– Этот человек – знаменитость здесь, и он останется знаменитостью в Ту Эгг, Пахоки или Сопчоппи.
Дважды Тед вышел из зала суда в знак протеста против выбора присяжных.
– Я ухожу. Это – игра, и я не стану в ней участвовать! Я не останусь в этом Ватерлоо, поняли?
Вернувшийся и немного успокоившийся, по крайней мере, до такой степени, чтобы контролировать себя, Тед взорвался снова, ударив рукой по столу судьи Джоплинга.
– Вы хотите цирка? – кричал он Блэру. – Я устрою вам цирк. Яустрою вам настоящую бурю, Джек. С громом.
Тед направился к двери, судебный пристав преградил ему путь. Тед поставил коробку из-под пива, в которой он носил свои документы, на ограждение и снял куртку. Телеоператору впервые удалось схватить момент, когда Тед в самом прямом смысле утратил контроль. Его прижали к стене, как разъяренную лису в окружении множества охотников. Возможно, именно это страшное лицо с приоткрытым ртом, перекошенное яростью, видели его жертвы. Оно потрясло меня. Казалось, он сейчас накинется на пятерых полицейских, окруживших его. Он стоял, тяжело дыша, словно зверь, пойманный в капкан. Прошло мгновение, затем второе… Тед и его мучители застыли.
– Сядьте, мистер Банди! – приказал Джоплинг.
– Вы же знаете, что не можете давить на меня до бесконечности!
– Сядьте, мистер Банди!
Постепенно он пришел в себя, его плечи опустились, как будто вся сила и напор мгновенно оставили его. Очень медленно он проследовал к столу защиты и опустился на свой стул с поникшей головой.
– Все бесполезно, – демонстративно громким шепотом произнес он Африкано. – Мы потеряли присяжных. Нет никакого смысла продолжать эту игру.
Возможно, он был прав.
День за днем Тед сидел в полной растерянности, злобно глядя, как шестьдесят пять свидетелей обвинения походят к месту дачи показаний. Африкано и Томпсон честно вели свой бой, хотя он с самого начала казался проигранным. На сей раз они не позволяли самому Теду говорить, хотя ему было разрешено участвовать в дискуссиях по делу без присутствия присяжных.
Через три недели после начала процесса Тед обратился с двадцатиминутным заявлением, в котором требовал оправдания. Его голос дрожал; по мере того, как он говорил, казалось, он вот-вот расплачется. Как это было далеко от логичных и ясных аргументов, высказанных им в Юте четырьмя годами ранее. Он заявлял, что нет никаких прямых свидетельств совершения убийства.
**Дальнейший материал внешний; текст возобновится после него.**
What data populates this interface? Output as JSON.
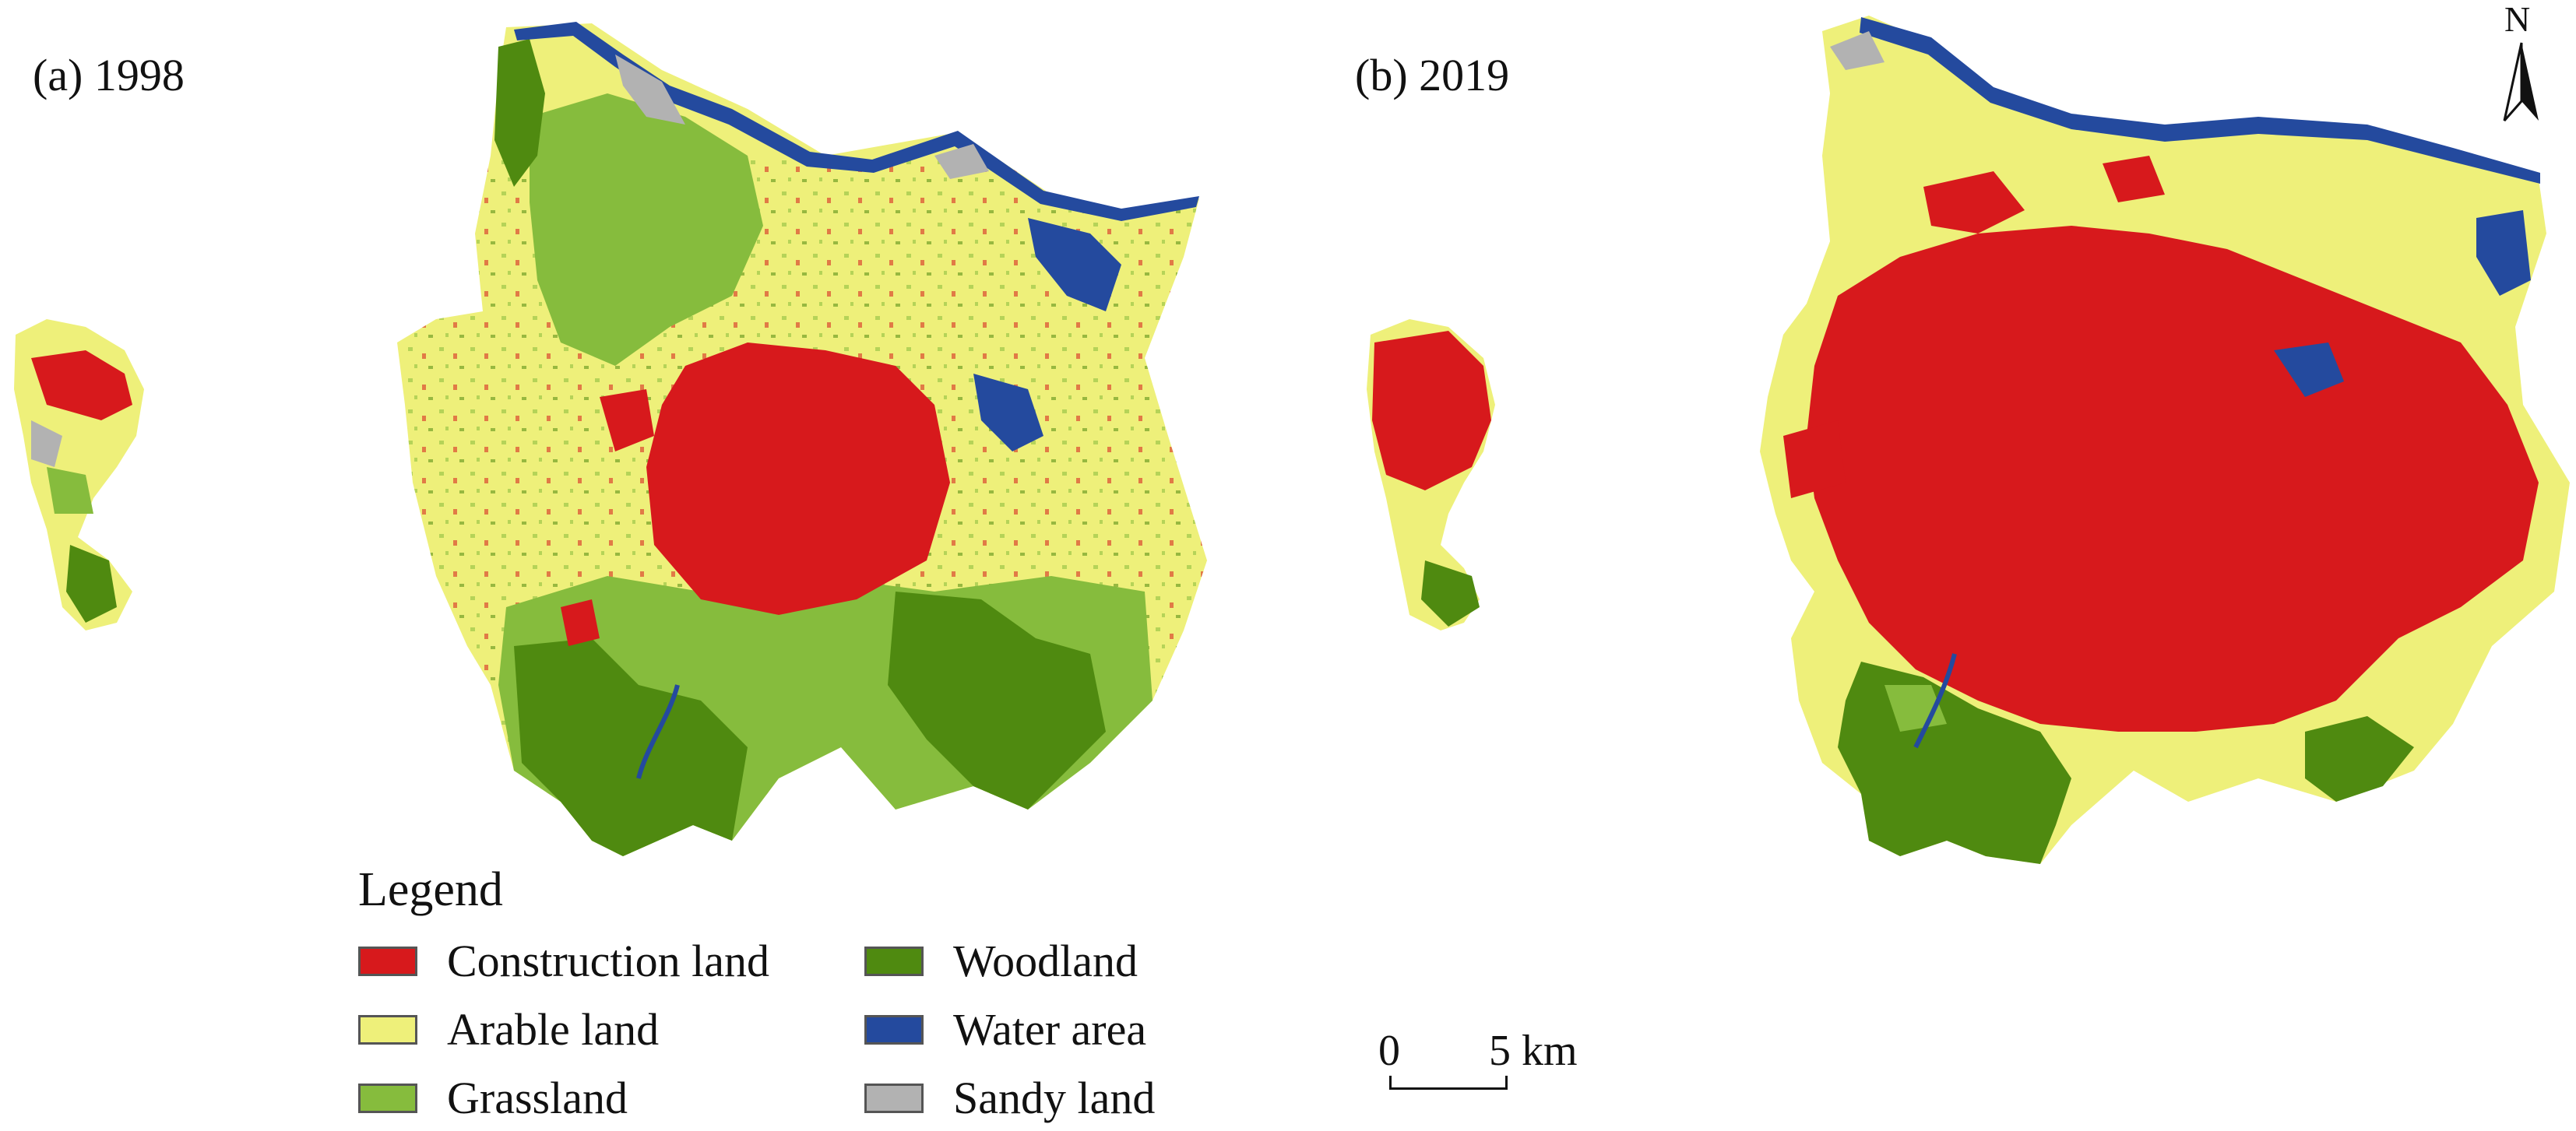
{
  "panels": [
    {
      "label": "(a) 1998"
    },
    {
      "label": "(b) 2019"
    }
  ],
  "legend": {
    "title": "Legend",
    "items": [
      {
        "label": "Construction land",
        "color": "#d7191c",
        "icon": "red-swatch"
      },
      {
        "label": "Woodland",
        "color": "#4f8a10",
        "icon": "dark-green-swatch"
      },
      {
        "label": "Arable land",
        "color": "#eef07a",
        "icon": "yellow-swatch"
      },
      {
        "label": "Water area",
        "color": "#244a9e",
        "icon": "blue-swatch"
      },
      {
        "label": "Grassland",
        "color": "#86bc3d",
        "icon": "light-green-swatch"
      },
      {
        "label": "Sandy land",
        "color": "#b2b2b2",
        "icon": "gray-swatch"
      }
    ]
  },
  "scale_bar": {
    "start_label": "0",
    "end_label": "5 km"
  },
  "north_arrow": {
    "label": "N",
    "icon": "north-arrow-icon"
  }
}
Защита представила двух свидетелей, которые, по их мнению, видели Кимберли Лич голосующей рядом с «закусочной Джимми» в утро ее исчезновения. Однако когда им была представлена ее фотография, они не смогли с абсолютной уверенностью сказать, что это именно та девочка, которую они видели за два года до того.